# Opinions on my first try at painting blades



## sylvan 17 (May 22, 2010)

This was my first try at painting blades with an airbrush. Do you think they will work?


----------



## Misdirection (Jul 16, 2012)

Nice looking blades. I'm sure you'll enjoy catching a few on those!

Sent from my DROID RAZR using Ohub Campfire mobile app


----------



## Rik (Feb 17, 2006)

Look good Chuck,they will work great...


----------



## sylvan 17 (May 22, 2010)

Rik said:


> Look good Chuck,they will work great...
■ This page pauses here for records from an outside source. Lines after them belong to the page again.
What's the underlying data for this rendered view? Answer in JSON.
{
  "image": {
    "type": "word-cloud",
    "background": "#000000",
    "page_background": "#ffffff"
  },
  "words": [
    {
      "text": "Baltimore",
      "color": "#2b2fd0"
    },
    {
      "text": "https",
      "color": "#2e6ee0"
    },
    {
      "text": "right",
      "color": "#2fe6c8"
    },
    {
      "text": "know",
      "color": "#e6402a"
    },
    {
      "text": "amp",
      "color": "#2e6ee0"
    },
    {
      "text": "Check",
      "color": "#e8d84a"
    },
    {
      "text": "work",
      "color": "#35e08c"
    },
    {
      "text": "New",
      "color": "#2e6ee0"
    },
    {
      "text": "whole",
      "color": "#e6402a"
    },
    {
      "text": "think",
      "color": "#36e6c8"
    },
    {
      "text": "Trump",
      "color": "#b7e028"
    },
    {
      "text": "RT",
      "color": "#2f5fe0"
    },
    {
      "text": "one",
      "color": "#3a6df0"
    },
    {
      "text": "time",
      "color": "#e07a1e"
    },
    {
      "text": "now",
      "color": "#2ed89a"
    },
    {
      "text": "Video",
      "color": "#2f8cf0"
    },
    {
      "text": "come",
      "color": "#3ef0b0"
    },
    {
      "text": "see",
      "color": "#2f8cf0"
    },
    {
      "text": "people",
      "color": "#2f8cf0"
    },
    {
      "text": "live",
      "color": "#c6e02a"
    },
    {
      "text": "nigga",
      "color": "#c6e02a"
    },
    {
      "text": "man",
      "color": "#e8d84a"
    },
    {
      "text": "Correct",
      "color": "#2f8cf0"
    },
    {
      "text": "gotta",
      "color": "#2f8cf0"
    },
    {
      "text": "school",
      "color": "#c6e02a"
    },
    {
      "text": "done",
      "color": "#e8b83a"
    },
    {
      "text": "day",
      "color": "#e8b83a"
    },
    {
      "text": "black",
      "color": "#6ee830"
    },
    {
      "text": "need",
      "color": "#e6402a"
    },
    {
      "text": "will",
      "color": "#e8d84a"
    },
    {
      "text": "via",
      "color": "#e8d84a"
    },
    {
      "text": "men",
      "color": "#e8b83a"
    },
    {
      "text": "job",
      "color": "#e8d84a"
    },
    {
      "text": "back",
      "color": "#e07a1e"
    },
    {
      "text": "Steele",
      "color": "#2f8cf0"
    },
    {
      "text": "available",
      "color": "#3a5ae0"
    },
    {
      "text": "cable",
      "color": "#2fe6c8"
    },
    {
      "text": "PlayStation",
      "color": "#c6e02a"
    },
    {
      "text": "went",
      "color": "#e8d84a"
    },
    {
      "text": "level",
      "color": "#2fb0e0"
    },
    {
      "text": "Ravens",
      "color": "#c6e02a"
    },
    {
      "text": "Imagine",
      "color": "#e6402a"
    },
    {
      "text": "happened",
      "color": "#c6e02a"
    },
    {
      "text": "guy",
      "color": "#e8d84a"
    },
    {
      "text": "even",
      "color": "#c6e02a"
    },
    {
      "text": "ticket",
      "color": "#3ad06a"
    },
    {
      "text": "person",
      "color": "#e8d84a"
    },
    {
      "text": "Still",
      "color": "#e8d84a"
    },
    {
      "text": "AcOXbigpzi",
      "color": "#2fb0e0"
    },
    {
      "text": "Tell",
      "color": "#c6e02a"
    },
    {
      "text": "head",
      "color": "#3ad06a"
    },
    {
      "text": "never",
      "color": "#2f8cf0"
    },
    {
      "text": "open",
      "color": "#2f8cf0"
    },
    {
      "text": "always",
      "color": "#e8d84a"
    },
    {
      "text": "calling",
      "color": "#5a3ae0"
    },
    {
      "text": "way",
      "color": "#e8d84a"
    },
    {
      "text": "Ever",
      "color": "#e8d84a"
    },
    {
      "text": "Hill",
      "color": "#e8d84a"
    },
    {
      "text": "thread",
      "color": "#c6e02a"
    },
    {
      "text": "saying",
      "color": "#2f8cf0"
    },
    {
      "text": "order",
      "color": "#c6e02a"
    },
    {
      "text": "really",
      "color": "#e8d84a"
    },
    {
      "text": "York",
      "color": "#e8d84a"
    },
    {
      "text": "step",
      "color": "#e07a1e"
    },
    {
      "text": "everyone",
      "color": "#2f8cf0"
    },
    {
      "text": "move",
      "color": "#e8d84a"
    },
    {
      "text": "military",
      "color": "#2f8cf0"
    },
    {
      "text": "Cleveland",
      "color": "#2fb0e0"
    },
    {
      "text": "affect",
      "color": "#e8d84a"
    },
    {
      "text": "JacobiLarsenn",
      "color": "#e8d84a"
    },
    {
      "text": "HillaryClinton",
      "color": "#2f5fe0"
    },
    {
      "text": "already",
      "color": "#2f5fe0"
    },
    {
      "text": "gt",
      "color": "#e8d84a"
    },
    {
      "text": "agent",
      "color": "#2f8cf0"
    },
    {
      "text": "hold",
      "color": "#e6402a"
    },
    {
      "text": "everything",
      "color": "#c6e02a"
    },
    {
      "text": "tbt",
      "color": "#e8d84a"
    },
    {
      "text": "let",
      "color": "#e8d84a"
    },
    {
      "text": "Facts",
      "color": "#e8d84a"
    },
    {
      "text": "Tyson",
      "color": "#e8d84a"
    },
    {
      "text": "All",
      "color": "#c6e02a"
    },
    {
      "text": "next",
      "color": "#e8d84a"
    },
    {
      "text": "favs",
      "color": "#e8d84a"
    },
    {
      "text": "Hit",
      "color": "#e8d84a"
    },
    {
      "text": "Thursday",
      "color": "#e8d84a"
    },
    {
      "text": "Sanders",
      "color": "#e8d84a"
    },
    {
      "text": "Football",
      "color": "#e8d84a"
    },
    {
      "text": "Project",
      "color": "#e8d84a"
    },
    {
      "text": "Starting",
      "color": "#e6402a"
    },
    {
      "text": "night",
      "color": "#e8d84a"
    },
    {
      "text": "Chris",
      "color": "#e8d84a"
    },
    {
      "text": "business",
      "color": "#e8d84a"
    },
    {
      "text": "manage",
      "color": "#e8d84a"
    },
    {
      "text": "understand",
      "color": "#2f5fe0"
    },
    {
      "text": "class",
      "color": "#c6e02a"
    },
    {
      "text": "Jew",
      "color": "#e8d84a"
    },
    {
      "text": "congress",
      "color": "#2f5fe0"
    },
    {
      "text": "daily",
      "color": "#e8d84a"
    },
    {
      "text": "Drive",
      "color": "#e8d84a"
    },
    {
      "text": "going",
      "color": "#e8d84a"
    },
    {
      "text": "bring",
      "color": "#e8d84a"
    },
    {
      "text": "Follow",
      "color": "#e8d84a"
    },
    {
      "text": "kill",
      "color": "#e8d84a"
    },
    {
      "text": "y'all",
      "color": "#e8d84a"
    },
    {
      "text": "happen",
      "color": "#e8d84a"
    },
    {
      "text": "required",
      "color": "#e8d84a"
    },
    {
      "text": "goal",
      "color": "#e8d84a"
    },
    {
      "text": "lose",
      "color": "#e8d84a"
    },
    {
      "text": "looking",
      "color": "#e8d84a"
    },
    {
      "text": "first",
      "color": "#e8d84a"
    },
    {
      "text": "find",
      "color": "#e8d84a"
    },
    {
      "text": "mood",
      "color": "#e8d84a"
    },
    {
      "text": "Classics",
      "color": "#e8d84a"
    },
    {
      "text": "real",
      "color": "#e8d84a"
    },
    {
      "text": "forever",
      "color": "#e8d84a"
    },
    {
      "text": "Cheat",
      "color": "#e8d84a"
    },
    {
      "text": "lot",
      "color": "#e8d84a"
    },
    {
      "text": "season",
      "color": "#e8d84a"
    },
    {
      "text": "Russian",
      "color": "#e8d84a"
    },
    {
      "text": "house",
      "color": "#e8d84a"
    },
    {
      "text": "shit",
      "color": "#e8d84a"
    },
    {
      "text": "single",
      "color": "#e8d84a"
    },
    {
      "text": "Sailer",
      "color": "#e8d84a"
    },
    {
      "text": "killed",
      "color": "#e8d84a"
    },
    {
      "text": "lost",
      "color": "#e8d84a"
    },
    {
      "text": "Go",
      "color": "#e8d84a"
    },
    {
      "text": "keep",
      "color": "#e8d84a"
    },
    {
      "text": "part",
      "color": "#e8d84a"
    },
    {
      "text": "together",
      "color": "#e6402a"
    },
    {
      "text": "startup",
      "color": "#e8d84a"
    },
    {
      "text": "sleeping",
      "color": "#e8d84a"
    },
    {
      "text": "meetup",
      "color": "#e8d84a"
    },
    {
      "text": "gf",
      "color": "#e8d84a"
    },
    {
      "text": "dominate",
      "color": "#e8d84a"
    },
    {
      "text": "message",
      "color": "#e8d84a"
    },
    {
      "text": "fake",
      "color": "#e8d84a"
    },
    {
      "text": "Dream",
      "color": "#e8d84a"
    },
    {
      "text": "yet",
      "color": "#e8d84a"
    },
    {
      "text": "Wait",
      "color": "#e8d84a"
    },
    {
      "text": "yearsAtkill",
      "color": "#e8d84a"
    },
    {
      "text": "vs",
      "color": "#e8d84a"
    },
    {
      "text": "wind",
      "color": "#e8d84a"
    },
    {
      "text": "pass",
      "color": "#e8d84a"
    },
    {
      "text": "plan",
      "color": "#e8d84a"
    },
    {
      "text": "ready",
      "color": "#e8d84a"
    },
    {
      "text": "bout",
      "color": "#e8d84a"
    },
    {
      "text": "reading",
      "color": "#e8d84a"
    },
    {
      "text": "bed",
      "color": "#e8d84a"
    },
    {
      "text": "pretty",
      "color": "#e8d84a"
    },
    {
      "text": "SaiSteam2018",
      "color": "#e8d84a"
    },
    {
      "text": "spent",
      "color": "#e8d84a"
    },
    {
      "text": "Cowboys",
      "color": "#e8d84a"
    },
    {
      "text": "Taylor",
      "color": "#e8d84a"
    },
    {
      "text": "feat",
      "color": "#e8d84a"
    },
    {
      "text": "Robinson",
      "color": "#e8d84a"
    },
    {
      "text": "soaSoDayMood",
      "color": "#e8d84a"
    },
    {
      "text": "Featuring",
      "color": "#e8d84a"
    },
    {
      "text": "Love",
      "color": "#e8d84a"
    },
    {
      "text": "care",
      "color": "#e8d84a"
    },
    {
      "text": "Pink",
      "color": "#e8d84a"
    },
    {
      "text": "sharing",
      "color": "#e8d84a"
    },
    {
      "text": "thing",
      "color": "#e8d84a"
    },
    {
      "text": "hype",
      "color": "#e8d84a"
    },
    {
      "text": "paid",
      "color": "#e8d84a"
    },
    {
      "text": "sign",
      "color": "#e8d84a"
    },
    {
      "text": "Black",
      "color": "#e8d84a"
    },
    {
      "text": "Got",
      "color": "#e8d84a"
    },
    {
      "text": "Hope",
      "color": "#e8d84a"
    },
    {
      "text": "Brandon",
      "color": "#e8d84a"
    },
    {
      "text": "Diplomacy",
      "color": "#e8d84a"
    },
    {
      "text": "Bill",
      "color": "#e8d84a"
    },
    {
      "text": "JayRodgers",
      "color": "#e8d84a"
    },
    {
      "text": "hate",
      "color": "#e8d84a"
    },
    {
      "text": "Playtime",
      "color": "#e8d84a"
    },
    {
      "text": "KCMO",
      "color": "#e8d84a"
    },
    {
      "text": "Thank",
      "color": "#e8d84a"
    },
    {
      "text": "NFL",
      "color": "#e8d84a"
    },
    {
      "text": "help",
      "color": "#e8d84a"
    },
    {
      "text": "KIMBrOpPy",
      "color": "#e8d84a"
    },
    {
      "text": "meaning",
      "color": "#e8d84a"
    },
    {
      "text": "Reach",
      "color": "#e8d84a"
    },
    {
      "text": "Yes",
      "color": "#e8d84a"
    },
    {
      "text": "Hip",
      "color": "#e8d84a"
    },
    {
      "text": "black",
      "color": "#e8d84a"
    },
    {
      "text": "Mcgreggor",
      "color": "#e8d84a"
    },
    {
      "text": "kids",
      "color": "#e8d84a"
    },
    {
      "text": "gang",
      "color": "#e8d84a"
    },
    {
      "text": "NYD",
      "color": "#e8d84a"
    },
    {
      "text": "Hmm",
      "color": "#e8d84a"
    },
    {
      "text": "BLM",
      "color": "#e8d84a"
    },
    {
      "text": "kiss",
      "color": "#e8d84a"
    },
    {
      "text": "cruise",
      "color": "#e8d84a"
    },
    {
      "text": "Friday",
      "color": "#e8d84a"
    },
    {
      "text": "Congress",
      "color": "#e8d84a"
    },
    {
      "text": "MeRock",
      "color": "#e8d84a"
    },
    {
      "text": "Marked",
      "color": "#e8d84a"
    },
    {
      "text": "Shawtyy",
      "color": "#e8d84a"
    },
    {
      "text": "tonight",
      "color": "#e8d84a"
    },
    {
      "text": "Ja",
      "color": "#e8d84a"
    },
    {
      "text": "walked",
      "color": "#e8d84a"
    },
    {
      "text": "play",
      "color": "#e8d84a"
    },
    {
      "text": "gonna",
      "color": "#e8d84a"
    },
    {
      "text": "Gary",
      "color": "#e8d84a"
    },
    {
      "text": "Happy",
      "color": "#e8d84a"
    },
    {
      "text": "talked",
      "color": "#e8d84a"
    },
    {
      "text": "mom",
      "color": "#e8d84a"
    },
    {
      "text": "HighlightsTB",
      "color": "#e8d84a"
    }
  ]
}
 I will need lots of practice.


----------



## All Eyes (Jul 28, 2004)

Very nice blades. Looks like fish catchers to me.


----------



## sylvan 17 (May 22, 2010)

You guys that make those custom baits sure have a special talent with painting. I know already how easy it is to screw something up. Lol


Posted using Outdoor Hub Campfire


----------



## Walleye 3 (Jul 2, 2005)

It will come to you after you get some hours on your air brush. I think they look great, they will work.

Sent from my HTCONE using Ohub Campfire mobile app


----------



## Gottagofishn (Nov 18, 2009)

I wish I had half the talent of you guys on here..... Somehow when I paint them they look like my kids did them at the kitchen table with crayons.....

Beautiful blades! You will be so excited when you catch that first eye on them!


----------



## TIGGER (Jan 17, 2006)

Those look great! Man I can't wait till "open" water.


----------



## sylvan 17 (May 22, 2010)

TIGGER said:


> Those look great! Man I can't wait till "open" water.


The wife quit letting me use her nail polish.. I just want to be able to paint something up when I get a idea in my head. There are some guys on here that have some insane stuff made up that looks awesome. Ryan,Rik and Buck.eyehunter


Posted using Outdoor Hub Campfire


----------



## sylvan 17 (May 22, 2010)

Tigger and the rest of you that make those custom lures are in your own league!


Posted using Outdoor Hub Campfire


----------